I have a problem calculating/verifying the partial derivative below:
$$ \frac{\partial}{\partial{\phi_k}} \sum_{i=1 } ^{N} \sum_{j=1}^{N}\cos{(\phi_i-\phi_j})$$
My result, after doing the expansion for specific values of $i,j=1,2,3$ e.g., and generalizing , is the following:
$$-2\sum_{j=1}^{N}\sin{(\phi_k-\phi_j})$$
Could someone verify my result? Thank you in advance.

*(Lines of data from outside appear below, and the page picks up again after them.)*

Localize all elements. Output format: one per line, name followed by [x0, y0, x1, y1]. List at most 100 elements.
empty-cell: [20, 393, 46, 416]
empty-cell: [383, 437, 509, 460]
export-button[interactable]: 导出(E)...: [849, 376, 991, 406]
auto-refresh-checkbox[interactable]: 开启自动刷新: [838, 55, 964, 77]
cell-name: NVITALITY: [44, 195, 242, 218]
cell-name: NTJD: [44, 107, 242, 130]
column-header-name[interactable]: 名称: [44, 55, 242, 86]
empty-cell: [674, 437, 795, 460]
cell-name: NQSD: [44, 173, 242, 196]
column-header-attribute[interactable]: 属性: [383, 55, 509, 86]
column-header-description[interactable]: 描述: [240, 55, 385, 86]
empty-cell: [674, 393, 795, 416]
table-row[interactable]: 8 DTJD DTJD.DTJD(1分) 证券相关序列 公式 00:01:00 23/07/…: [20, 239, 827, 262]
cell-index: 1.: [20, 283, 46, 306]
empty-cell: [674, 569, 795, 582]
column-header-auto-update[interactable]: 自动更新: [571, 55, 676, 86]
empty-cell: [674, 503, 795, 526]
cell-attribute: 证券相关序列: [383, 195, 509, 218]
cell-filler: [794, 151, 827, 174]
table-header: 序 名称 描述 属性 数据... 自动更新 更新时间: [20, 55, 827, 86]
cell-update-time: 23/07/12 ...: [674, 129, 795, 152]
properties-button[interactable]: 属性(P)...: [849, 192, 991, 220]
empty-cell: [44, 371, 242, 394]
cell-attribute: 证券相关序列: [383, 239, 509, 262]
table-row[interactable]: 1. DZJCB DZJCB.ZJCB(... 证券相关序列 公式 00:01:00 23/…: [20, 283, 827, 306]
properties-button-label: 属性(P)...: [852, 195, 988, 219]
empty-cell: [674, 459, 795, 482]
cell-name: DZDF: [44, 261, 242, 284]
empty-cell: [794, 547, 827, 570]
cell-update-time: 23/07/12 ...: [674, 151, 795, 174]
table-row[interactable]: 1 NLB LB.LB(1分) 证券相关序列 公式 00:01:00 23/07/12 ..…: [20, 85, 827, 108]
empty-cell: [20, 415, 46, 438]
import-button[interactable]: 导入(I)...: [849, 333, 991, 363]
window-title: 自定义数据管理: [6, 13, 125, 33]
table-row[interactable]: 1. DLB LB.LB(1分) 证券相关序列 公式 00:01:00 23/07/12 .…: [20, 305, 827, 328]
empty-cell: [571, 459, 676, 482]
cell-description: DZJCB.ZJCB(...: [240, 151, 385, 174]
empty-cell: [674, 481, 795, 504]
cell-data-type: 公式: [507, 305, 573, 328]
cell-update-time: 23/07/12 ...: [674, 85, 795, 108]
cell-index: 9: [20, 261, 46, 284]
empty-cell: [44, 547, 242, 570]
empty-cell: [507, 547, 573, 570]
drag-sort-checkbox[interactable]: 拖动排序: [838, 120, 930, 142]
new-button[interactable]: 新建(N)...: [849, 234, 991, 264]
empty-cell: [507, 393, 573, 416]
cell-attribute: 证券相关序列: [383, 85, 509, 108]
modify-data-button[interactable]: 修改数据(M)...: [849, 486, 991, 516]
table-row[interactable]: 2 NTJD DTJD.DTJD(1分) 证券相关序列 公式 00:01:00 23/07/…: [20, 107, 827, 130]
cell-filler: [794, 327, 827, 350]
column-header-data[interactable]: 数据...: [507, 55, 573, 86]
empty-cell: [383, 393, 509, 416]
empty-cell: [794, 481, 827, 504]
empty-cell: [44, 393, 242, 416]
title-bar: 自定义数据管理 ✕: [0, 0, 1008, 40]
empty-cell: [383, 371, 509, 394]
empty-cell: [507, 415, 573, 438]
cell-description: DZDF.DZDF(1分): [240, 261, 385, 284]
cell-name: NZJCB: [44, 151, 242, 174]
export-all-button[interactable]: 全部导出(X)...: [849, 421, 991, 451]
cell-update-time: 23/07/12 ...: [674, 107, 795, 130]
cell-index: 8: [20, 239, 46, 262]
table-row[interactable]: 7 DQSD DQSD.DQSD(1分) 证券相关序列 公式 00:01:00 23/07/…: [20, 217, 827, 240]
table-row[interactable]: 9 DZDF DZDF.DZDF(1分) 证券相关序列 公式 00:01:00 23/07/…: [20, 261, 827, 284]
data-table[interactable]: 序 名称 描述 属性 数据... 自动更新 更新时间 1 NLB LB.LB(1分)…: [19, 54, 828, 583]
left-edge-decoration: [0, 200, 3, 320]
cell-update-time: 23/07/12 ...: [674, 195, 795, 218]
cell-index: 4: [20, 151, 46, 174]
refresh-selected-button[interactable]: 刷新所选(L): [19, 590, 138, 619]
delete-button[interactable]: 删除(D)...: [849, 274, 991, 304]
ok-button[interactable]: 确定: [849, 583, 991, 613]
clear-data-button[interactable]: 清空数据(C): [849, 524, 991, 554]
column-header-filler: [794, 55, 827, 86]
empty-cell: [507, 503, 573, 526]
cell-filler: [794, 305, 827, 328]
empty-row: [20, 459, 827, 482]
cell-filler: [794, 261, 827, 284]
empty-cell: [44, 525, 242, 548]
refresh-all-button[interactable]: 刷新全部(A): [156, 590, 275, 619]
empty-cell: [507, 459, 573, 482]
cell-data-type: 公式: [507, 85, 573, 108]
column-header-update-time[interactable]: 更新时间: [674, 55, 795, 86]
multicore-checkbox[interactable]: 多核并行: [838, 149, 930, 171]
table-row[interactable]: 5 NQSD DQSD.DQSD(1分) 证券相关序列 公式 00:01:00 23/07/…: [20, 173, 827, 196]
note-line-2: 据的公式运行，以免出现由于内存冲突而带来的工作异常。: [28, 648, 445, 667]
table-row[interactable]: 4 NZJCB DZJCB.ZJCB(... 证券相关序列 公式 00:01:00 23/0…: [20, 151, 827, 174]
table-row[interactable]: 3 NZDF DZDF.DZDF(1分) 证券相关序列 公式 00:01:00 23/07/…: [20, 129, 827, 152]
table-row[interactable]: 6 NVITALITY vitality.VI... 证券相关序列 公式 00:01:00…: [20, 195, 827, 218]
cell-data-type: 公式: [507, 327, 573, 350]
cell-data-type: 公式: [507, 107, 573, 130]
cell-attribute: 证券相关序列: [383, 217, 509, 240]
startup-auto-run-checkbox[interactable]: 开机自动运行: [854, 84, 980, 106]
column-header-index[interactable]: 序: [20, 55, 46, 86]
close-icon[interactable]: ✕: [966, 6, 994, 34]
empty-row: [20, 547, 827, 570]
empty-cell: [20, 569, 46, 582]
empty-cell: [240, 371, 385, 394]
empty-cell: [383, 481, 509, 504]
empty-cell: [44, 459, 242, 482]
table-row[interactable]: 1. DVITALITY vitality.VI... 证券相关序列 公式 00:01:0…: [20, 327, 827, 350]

You have: $$\frac{\partial}{\partial{\phi_k}} \sum_{i=1 } ^{N} \sum_{j=1}^{N}\cos{(\phi_i-\phi_j})$$ Which equals the following, tossing out all terms that have neither $i$ nor $j$ equal to $k$ and then accounting for the $(i,j)=(k,k)$ term which would otherwise be counted twice. $$ \begin{align} &\frac{\partial}{\partial{\phi_k}} \sum_{j=1}^{N}\cos{(\phi_k-\phi_j})+\frac{\partial}{\partial{\phi_k}} \sum_{i=1}^{N}\cos{(\phi_i-\phi_k})-\frac{\partial}{\partial{\phi_k}}\cos{(\phi_k-\phi_k})\\ &=\sum_{j=1}^{N}-\sin{(\phi_k-\phi_j})+ \sum_{i=1}^{N}\sin{(\phi_i-\phi_k})-0\\ &=\sum_{j=1}^{N}\sin{(\phi_j-\phi_k})+ \sum_{i=1}^{N}\sin{(\phi_i-\phi_k})\\ &=\sum_{i=1}^{N}\sin{(\phi_i-\phi_k})+ \sum_{i=1}^{N}\sin{(\phi_i-\phi_k})\\ &=2\sum_{i=1}^{N}\sin{(\phi_i-\phi_k}) \end{align}$$